A jurisprudência desta Corte Superior sempre se inclinou a reconhecer que a contratação de prestadora de serviços, por meio de licitação, não era suficiente para elidir a responsabilidade subsidiária do ente público, quanto aos débitos trabalhistas da empresa contratada, à luz das normas aplicáveis, inclusive da Lei nº 8.666/93, cuja constitucionalidade e incidência foram reconhecidas em inúmeras decisões.

Instado a se manifestar sobre a questão, o Supremo Tribunal Federal, no julgamento da ADC nº 16/DF, declarou a constitucionalidade do artigo 71, § 1º, da Lei nº 8.666/93, mas admitiu a possibilidade de se atribuir responsabilidade trabalhista subsidiária ao ente público, nas hipóteses em que tenha agido com culpa in vigilando, por não fiscalizar o cumprimento das obrigações trabalhistas da empresa prestadora.

Alterada a Súmula nº 331 deste Tribunal, para inclusão do item V, novamente a discussão foi levada à Corte Suprema que, reconhecendo a repercussão geral do tema, proferiu decisão no RE 760.931 e firmou a seguinte tese jurídica:

"O inadimplemento dos encargos trabalhistas dos empregados do contratado não transfere automaticamente ao Poder Público contratante a responsabilidade pelo seu pagamento, seja em caráter solidário ou subsidiário, nos termos do art. 71, § 1º, da Lei nº 8.666/93". (destaquei)

Como salientei em decisões anteriores, a tese fixada, por si só, não evidenciava mudança na posição até então definida, uma vez que a jurisprudência aqui sedimentada já rechaçava, claramente, a responsabilização objetiva do ente público ou a transferência automática da responsabilidade pelos débitos trabalhistas da prestadora.

Por esse motivo, no lapso compreendido entre a divulgação da tese (26/04/2017) e a publicação do inteiro teor do acórdão (12/09/2017), mantive a aplicação do verbete consolidado nesta Corte, ressaltando que, quando o quadro fático registrado pelo Tribunal Regional revelava a culpa in vigilando do ente público, não se verificava desrespeito à tese de repercussão geral.

Publicado o acórdão, outra solução se impõe, uma vez que é possível perquirir, nos fundamentos da decisão, subsídios que permitem extrair a verdadeira extensão da tese fixada - a ratio decidendi do julgado.

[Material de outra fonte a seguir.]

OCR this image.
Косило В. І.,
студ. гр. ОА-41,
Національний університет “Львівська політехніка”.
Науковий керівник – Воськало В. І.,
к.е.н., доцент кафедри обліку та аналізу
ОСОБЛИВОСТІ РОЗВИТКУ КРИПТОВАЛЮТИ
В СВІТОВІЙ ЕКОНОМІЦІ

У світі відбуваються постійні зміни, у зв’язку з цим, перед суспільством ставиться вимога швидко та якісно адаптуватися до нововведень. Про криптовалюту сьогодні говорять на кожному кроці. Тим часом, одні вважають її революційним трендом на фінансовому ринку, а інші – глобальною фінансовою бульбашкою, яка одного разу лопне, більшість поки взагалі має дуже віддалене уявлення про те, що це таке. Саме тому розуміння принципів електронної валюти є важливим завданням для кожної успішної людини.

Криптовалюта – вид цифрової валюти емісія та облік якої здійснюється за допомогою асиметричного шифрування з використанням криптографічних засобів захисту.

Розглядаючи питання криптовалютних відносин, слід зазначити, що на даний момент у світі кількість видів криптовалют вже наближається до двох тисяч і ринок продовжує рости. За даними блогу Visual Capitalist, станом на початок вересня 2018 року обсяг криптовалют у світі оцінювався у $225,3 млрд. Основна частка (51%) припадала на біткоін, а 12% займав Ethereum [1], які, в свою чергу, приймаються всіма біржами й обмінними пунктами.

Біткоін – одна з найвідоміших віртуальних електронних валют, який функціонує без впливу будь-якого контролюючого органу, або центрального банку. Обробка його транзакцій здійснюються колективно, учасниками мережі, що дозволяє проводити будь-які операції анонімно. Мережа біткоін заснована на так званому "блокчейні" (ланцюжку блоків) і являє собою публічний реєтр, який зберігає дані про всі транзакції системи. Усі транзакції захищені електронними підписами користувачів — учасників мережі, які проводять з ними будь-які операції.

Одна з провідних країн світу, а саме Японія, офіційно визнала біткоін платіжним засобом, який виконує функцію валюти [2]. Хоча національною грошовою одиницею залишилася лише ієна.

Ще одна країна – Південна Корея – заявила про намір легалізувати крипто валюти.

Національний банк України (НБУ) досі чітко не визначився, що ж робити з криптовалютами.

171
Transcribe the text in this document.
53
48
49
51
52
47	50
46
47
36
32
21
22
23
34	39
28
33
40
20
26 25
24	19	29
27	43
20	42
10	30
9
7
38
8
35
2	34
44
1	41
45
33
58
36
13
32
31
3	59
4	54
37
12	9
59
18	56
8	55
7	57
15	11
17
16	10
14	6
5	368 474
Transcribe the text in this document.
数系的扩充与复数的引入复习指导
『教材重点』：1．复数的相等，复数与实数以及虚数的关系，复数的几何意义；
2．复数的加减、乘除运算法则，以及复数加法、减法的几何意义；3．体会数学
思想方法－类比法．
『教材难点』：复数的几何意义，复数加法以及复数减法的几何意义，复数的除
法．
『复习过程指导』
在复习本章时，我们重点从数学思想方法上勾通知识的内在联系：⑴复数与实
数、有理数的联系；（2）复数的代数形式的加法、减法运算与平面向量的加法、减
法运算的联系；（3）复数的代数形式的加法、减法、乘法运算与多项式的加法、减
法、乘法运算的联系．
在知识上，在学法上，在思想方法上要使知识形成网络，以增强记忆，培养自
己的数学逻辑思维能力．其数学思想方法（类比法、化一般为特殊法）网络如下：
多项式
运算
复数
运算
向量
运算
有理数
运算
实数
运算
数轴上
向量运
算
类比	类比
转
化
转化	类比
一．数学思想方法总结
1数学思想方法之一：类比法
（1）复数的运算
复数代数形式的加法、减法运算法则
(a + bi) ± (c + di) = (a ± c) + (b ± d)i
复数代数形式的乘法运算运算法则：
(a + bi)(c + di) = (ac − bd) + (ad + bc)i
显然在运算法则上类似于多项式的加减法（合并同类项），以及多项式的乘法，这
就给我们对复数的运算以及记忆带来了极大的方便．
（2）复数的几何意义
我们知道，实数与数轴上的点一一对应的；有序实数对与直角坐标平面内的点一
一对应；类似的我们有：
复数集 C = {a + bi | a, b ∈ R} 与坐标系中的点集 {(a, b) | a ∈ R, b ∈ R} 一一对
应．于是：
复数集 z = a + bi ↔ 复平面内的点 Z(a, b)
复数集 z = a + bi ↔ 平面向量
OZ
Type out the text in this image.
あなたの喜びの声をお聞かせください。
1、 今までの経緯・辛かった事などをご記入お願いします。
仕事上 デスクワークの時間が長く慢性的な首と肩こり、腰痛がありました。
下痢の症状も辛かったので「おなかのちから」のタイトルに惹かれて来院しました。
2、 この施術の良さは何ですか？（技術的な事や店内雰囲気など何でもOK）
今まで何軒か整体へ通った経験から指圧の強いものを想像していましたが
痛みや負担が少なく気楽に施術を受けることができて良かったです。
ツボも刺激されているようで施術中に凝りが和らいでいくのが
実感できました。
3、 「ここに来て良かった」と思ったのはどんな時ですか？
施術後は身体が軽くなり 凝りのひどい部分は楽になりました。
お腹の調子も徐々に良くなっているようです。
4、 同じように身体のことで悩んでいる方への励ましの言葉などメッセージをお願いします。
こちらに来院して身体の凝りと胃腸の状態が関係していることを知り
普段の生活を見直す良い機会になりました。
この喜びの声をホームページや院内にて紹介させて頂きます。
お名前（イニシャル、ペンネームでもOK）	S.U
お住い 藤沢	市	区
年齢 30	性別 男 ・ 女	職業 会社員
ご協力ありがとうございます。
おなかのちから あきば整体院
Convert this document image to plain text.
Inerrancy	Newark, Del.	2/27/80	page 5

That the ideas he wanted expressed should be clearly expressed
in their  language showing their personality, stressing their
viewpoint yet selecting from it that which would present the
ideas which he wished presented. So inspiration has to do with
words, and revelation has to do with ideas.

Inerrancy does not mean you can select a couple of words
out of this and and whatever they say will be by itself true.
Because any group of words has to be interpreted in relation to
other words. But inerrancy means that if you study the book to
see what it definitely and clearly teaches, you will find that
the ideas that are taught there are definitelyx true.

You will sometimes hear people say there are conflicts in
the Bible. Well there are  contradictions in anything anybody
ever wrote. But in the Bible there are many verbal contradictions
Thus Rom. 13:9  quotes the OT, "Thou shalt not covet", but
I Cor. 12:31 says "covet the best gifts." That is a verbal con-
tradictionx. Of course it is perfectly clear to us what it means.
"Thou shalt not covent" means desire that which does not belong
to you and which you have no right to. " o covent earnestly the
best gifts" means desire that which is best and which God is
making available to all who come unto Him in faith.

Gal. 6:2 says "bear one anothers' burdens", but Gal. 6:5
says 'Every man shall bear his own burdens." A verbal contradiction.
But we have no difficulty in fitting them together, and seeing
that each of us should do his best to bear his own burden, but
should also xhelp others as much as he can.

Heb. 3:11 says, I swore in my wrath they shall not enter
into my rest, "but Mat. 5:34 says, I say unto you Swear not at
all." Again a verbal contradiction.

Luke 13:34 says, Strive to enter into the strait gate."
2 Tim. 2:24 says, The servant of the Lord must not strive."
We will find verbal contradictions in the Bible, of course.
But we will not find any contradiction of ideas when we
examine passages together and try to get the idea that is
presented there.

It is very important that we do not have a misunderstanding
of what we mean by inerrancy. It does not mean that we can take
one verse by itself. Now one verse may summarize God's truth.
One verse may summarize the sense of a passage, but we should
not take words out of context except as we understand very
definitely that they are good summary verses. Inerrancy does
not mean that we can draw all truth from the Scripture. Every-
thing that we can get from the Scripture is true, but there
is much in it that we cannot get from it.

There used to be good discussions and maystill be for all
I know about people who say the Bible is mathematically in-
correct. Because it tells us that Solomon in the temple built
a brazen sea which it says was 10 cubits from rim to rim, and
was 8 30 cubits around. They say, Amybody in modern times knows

Com efeito, no sistema de precedentes de força vinculante, o trabalho do julgador não se limita a reproduzir a decisão, como se estivesse exercendo atividade meramente burocrática. A tarefa é mais profunda. É preciso extrair, com precisão, a essência do precedente, além de analisar, caso a caso, se a situação concreta a ele se amolda ou se há distinção que justifique outra solução a ser adotada.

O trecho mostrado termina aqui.